“The end of a thing is better than its beginning; The patient in spirit is better than the proud in spirit.” Ecclesiastes 7:8
For the longest time I couldn’t quite understand this verse. Simply put, why would an ending be better than a beginning? Beginnings are exciting twinged with a bit of fear, and a whole lot of anxiety for some. Endings are sad mostly, laced with regret and pain for others.
It wasn’t until recently that I discovered just how grateful I am for endings. While I haven’t written much on this I do want to be transparent and share how coming to gratefulness in an ending is worth it.
You see in June I lost my job.
Actually it was more than that, it was my calling, my profession, what I poured my life into. It was my livelihood. It came unexpectedly and it was wrongfully executed. To put it plainly, it was just wrong. What would happen over the next six weeks while I searched for a job was life changing for me. I found myself, who I actually was, once again and who I am in Christ.
This was something I had lost somewhere in my job-because that is what had become of me. I was my job, my job was me. Every bit of it was wrapped up in me and who I was. I found I welcomed anxiety, stress and insomnia as friends all too easily. If I happened to be with friends when I wasn’t working rather continuously, I was talking about my work. I became hard to be around simply because I had allowed my job to become my life.

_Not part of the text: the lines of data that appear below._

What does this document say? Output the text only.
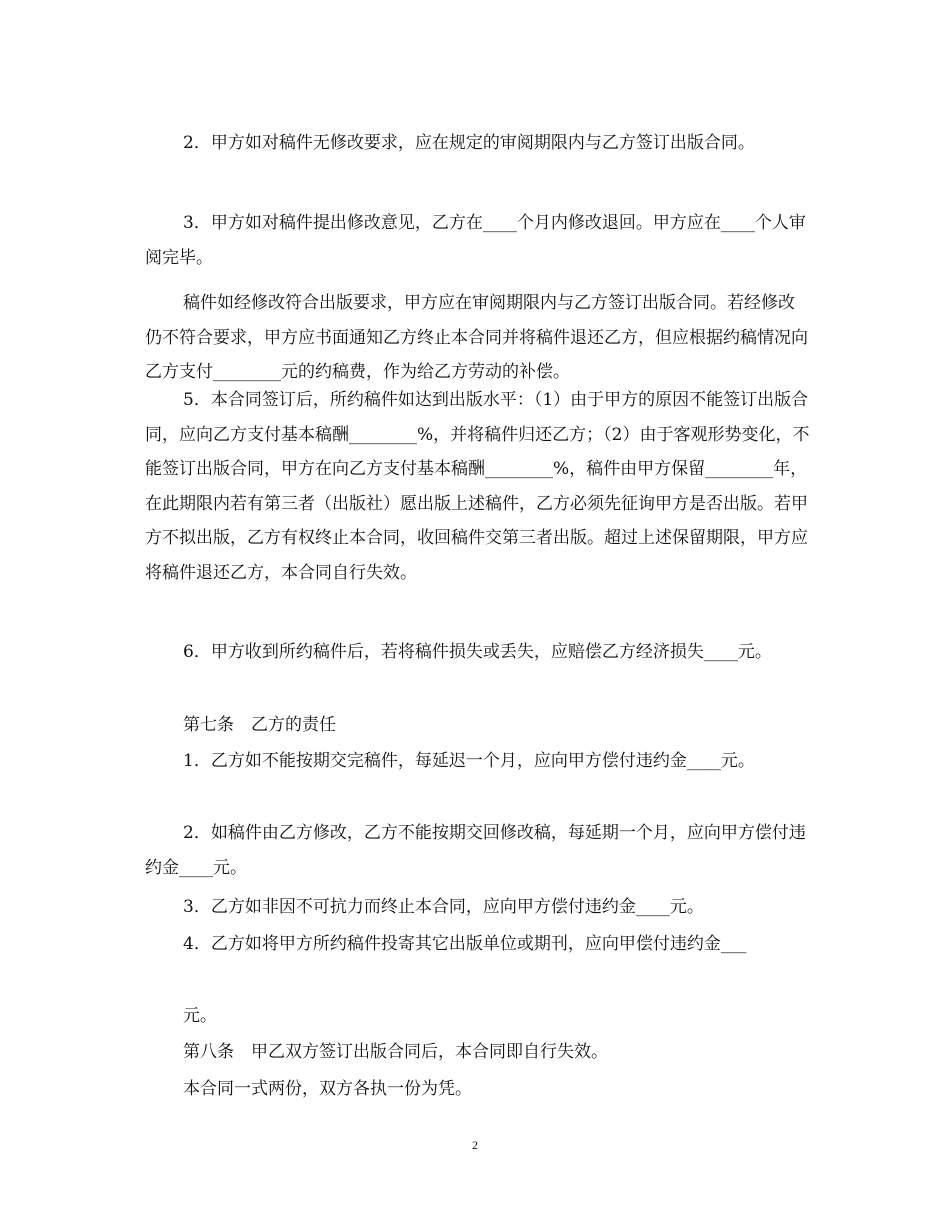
2．甲方如对稿件无修改要求，应在规定的审阅期限内与乙方签订出版合同。

3．甲方如对稿件提出修改意见，乙方在____个月内修改退回。甲方应在____个人审阅完毕。

稿件如经修改符合出版要求，甲方应在审阅期限内与乙方签订出版合同。若经修改仍不符合要求，甲方应书面通知乙方终止本合同并将稿件退还乙方，但应根据约稿情况向乙方支付________元的约稿费，作为给乙方劳动的补偿。

5．本合同签订后，所约稿件如达到出版水平：（1）由于甲方的原因不能签订出版合同，应向乙方支付基本稿酬________%，并将稿件归还乙方；（2）由于客观形势变化，不能签订出版合同，甲方在向乙方支付基本稿酬________%，稿件由甲方保留________年，在此期限内若有第三者（出版社）愿出版上述稿件，乙方必须先征询甲方是否出版。若甲方不拟出版，乙方有权终止本合同，收回稿件交第三者出版。超过上述保留期限，甲方应将稿件退还乙方，本合同自行失效。

6．甲方收到所约稿件后，若将稿件损失或丢失，应赔偿乙方经济损失____元。

第七条　乙方的责任

1．乙方如不能按期交完稿件，每延迟一个月，应向甲方偿付违约金____元。

2．如稿件由乙方修改，乙方不能按期交回修改稿，每延期一个月，应向甲方偿付违约金____元。

3．乙方如非因不可抗力而终止本合同，应向甲方偿付违约金____元。

4．乙方如将甲方所约稿件投寄其它出版单位或期刊，应向甲偿付违约金___

元。

第八条　甲乙双方签订出版合同后，本合同即自行失效。

本合同一式两份，双方各执一份为凭。

2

Someone recently said we make our own idols out of the things we desire to give us that only God can. I believe wholeheartedly I made my work, the busy of it, and the immense strain of it my idol. I could easily say I was pushed and pulled into it by those around me, however I made that choice. And I chose it again, and again, day in and day out.
As I come upon the five months since that occurred I had to stop and put it into perspective of this week. A week of gratefulness acknowledged in every aspect, of life and love, of truth and beauty and of what God is doing in me and through me. I was brokenhearted over the loss of my job in June. But as I sit here in November I am grateful for that ending. An ending I would not have crafted and I firmly believe was not by God’s design, but one that He knew I would weather because I would be fully in His hands. Endings are worth it and are better than beginnings because we are able to part with something or someone.
We gain perspective we didn’t have at the beginning, we are older, wiser, stronger and better than we were at the start. We can boldly come to the end of something and choose gratitude for it having been complete. When we have weathered an ending we see patience lived to it’s fullest. Pride is no longer our banner as humility rings true.
Being grateful that a thing is over can be difficult to see at the present of it, but soon you realize that all along you were navigating to an end. I know I would not be where I am now, having experienced and met some of the most godly and amazing people I have had it not been for that ending. I am grateful for that, because it’s allowed me to see the beauty in people in action not in word. It’s opened my eyes to possibilities and paths I had long-since pushed aside for other people’s goals for my life. More than anything, it’s given me the grateful heart to bid adieu to a chapter of my life that I wasn’t truly writing. This ending is truly worth it even in the face of beginning again.